Call centers are very interested in VoIP technology, partly because of a set of multimedia (text and video) capabilities enabled by the IETF session initiation protocol (SIP), which many carriers, including Level(3) as well as Internet telephony and 3G wireless phone manufacturers, are evolving toward a common standard.
"Because it's IP, you've now got seamless computer telephony integration, as opposed to two different data streams, so now everything can be linked together," says Kyle. "And then with the SIP capability, which is very different from the old ITU H32.x, you can do neat things. For example, you are talking to a call center in Dallas and they say, 'We've got to transfer you to tier two support,' which by the way happens to be in India. They will take that call and drop the part of the call that is connected to Dallas, resend it to India, and you now have one call as opposed to two traditional telephony calls—one into Dallas and one that is linked to the Dallas call going to India. You are essentially taking the expense and chopping it in half, literally."
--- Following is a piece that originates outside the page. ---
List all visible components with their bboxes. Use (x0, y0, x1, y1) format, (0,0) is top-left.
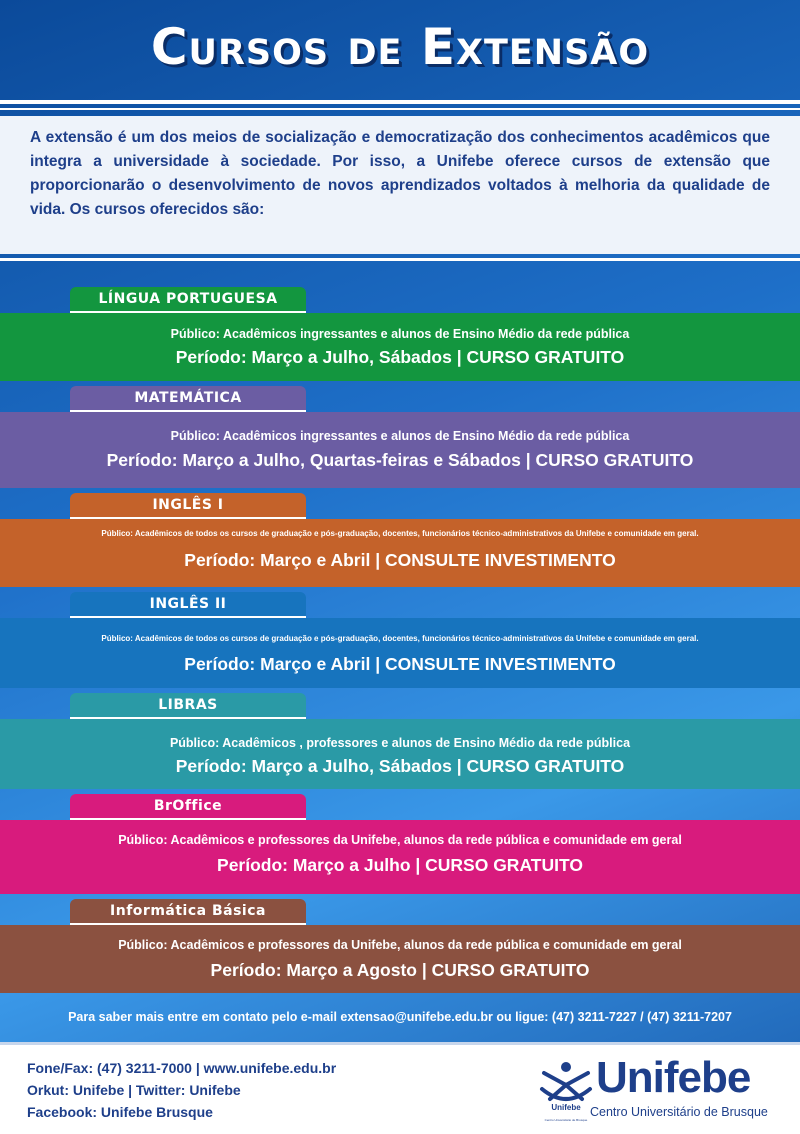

There are definite economies with VoIP technology, but the belief prevalent among many people that it will enable free calls in the near future is a misnomer.
"I think there will be some price compression; I don't think it will be huge," says Kyle. "Most of what the marketplace is focused on is added features and functionality to what we do today. If you were to do a comparison between our 800 product on an IP basis and on a TDM basis, there really isn't a difference on price, but it's like being able to buy a car with twice the horsepower and twice the features for the same price."
That's because carriers can create and control applications using SIP, making enhancements or changes within their own time frame. "The technology and the applications are flexible. They can dream up whatever service application they want and essentially, they can build that in-house, and they can combine our telecommunications products as the foundation for their application," says Matt Wilson, voice services product manager at Level(3).
VoIP, and more specifically SIP, also represents one of the telecommunications industry's first open standards, points out Wilson. "Moving forward as these carriers develop new applications, we are much closer to bringing those to the marketplace than the closed proprietary model that used to prevail in the industry. If you think of the old TDM marketplace, in the last 20 years, the innovations have really been call waiting and caller ID, and other than that you really haven't seen any outstanding applications come out of the space because it was so labor-intensive to work in a proprietary environment like that. With everyone saying, 'Okay, let's go to VoIP. SIP is going to be the foundation, let's build off of SIP,' some of the changes we've seen are pretty amazing."
Many carriers are seemingly on board, revving up their marketing and publicity machines. "I would characterize it as a footrace at this time to deliver the best set or suite of products in the marketplace," says Kyle.